Pasquale Tridico: «Da 125 anni Inps al servizio del Paese»

Di PINO NANOC’è il Presidente della Repubblica Sergio Mattarella alla cerimonia di apertura delle celebrazioni per i 125 anni dalla fondazione dell’Istituto Nazionale della Previdenza Sociale. Il Presidente dell’Inps, Pasquale Tridico tiene una vera e propria lezione magistrale di Welfare.

Alla cerimonia sono presenti fra gli altri la Presidente della Corte Costituzionale Silvana Sciarra, il Vice Presidente del Senato Gian Marco Centinaio, in rappresentanza del Parlamento il  Questore della Camera dei deputati Filippo Scerra, e il Ministro del Lavoro e delle Politiche Social Marina Elvira Calderone.

Manifestazione solenne come nella migliore tradizione Inps, e a cui quest’anno il Presidente Prof. Pasquale Tridico ha voluto riconoscere un valore simbolico aggiuntivo e molto speciale, sottolineando nel suo intervento il ruolo storico che da 125 anni svolge l’istituto che dirige.

«La storia dell’Inps – spiega il professor Tridico – coincide con la storia dello Stato sociale in Italia. È una storia che ha accompagnato le più importanti trasformazioni del mondo del lavoro, del fare impresa e delle famiglie. È una storia che conferma l’indissolubile legame tra welfare e lavoro. E che scandisce l’espansione delle scelte di solidarietà del Paese».

Per nulla rituale la relazione del Presidente, anzi un intervento condito di storia e di dati economici che trasformano la sua relazione di rito in una vera e propria lezione accademica, da economista raffinato ed educato ai consessi internazionali più esclusivi.

«Veniamo da lontano – esordisce il Presidente Tridico – eravamo in piena rivoluzione industriale quando nasce anche in Italia, nel 1898, la previdenza sociale, con l’istituzione di una assicurazione privata obbligatoria contro gli infortuni sul lavoro e con la fondazione della Cassa Nazionale di previdenza per l’invalidità e per la vecchiaia degli operai, secondo il principio di una «previdenza libera sussidiata e facoltativa».

«Nel 1919, l’assicurazione diventa obbligatoria per i dipendenti dell’industria e gli agricoltori e vi si aggiunge una assicurazione obbligatoria contro la disoccupazione involontaria. Così come qualche anno prima, nel 1910, si era avuta l’introduzione dell’assicurazione obbligatoria della maternità».

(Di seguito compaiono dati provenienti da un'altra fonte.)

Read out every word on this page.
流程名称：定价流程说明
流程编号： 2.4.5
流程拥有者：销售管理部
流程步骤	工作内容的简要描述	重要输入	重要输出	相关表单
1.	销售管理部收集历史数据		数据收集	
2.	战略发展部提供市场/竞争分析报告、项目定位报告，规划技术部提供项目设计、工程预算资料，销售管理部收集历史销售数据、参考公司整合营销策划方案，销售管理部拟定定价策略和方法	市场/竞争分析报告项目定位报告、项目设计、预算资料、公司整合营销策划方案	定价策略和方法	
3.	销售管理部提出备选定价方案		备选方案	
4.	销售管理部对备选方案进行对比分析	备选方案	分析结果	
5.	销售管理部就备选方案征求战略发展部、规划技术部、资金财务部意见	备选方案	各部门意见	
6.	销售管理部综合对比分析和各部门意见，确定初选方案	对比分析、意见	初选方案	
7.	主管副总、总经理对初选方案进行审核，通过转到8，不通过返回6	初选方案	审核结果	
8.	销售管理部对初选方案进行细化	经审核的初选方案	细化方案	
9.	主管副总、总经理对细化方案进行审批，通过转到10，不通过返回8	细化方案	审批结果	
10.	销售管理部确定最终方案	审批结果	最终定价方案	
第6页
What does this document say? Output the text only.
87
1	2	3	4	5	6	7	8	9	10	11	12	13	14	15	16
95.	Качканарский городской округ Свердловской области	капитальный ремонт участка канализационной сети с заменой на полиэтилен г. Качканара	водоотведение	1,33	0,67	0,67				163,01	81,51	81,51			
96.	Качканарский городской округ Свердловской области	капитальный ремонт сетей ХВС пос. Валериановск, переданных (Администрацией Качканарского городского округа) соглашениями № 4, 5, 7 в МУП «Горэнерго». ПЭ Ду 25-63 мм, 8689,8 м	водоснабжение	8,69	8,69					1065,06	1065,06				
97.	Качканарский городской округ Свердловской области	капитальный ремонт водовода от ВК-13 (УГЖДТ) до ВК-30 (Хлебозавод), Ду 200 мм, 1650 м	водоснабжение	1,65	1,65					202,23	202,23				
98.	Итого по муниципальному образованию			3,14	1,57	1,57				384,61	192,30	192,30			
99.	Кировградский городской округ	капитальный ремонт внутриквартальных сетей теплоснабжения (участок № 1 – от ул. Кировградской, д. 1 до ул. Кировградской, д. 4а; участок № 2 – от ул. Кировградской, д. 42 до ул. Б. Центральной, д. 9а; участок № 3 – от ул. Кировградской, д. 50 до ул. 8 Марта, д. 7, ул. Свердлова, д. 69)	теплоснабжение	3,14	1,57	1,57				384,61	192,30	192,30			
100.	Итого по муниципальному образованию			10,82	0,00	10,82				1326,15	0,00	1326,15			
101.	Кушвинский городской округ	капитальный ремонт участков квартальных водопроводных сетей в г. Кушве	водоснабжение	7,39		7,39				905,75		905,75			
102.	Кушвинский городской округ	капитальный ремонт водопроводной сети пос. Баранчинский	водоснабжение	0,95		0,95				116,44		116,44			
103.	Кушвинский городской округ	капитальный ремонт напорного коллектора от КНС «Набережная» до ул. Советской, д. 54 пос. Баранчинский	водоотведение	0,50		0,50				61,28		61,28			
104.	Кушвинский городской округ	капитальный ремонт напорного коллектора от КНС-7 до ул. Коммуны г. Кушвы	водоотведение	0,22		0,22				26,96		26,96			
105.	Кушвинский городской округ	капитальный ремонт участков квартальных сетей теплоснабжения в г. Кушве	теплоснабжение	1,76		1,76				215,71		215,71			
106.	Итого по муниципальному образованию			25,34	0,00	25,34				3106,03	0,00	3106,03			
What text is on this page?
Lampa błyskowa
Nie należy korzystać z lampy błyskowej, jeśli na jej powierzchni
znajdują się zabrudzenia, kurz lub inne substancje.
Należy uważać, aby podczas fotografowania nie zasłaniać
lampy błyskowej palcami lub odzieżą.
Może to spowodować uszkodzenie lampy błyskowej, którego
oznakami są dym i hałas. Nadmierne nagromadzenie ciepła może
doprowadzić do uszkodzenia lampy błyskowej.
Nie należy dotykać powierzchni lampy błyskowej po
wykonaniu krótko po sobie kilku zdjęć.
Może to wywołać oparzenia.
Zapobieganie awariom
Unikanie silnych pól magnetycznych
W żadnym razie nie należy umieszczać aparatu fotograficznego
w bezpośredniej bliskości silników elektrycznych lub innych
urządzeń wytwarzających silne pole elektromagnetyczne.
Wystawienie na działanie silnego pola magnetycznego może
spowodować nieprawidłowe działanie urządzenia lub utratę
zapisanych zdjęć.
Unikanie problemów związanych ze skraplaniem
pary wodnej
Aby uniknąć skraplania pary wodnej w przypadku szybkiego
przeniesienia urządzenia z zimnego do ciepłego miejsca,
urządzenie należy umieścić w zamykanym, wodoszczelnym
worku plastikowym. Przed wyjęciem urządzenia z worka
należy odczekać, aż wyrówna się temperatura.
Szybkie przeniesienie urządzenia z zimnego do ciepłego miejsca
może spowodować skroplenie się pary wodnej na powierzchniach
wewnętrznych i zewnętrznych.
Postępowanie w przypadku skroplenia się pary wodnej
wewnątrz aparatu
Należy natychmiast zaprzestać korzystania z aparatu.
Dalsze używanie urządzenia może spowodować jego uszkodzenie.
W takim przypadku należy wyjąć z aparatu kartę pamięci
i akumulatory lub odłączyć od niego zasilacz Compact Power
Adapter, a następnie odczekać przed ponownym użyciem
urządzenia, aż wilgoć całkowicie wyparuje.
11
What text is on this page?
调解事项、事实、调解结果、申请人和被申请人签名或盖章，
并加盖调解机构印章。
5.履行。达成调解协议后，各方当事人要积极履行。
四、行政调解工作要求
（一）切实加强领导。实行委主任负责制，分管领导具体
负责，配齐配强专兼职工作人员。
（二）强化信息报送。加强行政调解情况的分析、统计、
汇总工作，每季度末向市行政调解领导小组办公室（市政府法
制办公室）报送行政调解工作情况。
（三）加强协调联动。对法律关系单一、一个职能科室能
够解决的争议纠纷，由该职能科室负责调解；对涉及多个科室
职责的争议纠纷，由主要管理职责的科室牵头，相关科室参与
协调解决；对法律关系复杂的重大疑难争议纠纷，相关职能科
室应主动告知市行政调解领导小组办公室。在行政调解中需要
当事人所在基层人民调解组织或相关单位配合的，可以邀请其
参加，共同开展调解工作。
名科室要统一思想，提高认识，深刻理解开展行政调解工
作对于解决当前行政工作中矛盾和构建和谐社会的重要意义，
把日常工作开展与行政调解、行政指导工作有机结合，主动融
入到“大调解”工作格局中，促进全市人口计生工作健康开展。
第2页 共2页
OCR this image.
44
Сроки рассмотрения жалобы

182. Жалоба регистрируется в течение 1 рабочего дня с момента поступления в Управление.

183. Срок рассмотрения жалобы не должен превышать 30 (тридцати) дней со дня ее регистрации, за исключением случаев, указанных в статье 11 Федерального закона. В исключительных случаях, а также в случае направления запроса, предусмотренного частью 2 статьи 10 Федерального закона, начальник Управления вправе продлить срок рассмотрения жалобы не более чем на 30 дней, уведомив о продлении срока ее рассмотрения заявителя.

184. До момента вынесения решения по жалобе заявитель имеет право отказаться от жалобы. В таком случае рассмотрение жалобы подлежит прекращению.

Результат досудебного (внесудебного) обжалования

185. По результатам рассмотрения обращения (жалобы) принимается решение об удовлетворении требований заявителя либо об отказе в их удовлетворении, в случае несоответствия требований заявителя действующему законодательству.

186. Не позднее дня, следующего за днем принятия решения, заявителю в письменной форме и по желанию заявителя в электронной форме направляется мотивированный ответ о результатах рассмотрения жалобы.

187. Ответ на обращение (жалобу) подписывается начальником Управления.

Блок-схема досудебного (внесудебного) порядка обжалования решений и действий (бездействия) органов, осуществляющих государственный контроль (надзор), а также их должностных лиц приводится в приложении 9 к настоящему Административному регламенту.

Il grande economista diventa per un momento anche costituzionalista, e spiega che nasce così il moderno Stato Sociale italiano che avrebbe accompagnato i cittadini in quei successivi trent’anni di straordinario sviluppo industriale del Paese, trent’anni caratterizzati dall’aumento demografico e da una forte espansione economica.

«L’Italia decise di abbracciare un’idea di stato sociale che permettesse a tutti migliori condizioni di vita, costruendo progressivamente una sanità pubblica, un reddito assicurato per malati e indigenti, istruzione pubblica gratuita, servizi per l’impiego e servizi abitativi».

Il “Professore” va ancora oltre: «La missione dell’Istituto Nazionale di Previdenza Sociale – ripete – si inserisce in questo solco valoriale, scandito chiaramente negli articoli 1, 3, 4 e 38 della Costituzione, che mira a principi di welfare universalistico e alla promozione del “lavoro buono”, capace di garantire le giuste tutele e lo sviluppo umano». 

Poi, dagli anni ’90 in poi, la globalizzazione e il calo demografico impongono una riflessione e ha inizio un lungo processo di riforma che riguarda sia il mercato del lavoro che l’ambito delle pensioni, dell’assistenza e del sostegno al reddito. Anche questo processo ha visto INPS al centro di cambiamenti importanti e di una profonda modernizzazione.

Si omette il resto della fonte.